Physical characteristics
- Source: near Brünig Pass
- • coordinates: 46°47′01″N 8°05′53″E﻿ / ﻿46.78361°N 8.09806°E
- Mouth: Lake Lucerne
- • coordinates: 46°57′06″N 8°17′42″E﻿ / ﻿46.9516°N 8.2951°E
- Length: 28 km (17 mi)

Basin features
- Progression: Lake Lucerne→ Reuss→ Aare→ Rhine→ North Sea

= Sarner Aa =

River in Switzerland

The Sarner Aa is a 28 km long river in the Swiss canton of Obwalden. It drains the area to the eastern side of the Brünig Pass, flowing through the Lake Lungern, Lake Sarnen and the Wichelsee, before entering Lake Lucerne near Alpnach.

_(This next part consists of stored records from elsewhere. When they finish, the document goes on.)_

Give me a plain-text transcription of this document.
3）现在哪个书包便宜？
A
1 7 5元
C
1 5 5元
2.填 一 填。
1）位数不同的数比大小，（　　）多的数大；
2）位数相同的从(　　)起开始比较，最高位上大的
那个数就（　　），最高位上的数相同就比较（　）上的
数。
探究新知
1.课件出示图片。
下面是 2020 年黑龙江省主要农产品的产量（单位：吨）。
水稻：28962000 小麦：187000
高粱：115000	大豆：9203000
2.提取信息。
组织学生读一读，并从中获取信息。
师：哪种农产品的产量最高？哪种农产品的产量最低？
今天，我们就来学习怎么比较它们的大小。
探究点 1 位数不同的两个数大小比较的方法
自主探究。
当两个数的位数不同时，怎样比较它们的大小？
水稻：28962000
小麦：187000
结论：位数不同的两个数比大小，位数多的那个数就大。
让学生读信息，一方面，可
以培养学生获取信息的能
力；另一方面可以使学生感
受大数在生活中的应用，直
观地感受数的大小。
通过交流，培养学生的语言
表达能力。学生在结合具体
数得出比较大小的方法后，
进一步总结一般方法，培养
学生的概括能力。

It goes by several names over its length, being known as the Lauibach upstream of the Lungerersee, and the Aa or Aawasser between the Lungerersee and Lake Sarnen.

Along its length, the Sarner Aa flows through or near the settlements of Lungern, Giswil, Sachseln, Sarnen, Kerns and Alpnach.

The Brünig railway line follows the valley of the Sarner Aa in its descent from the Brünig Pass towards Lucerne.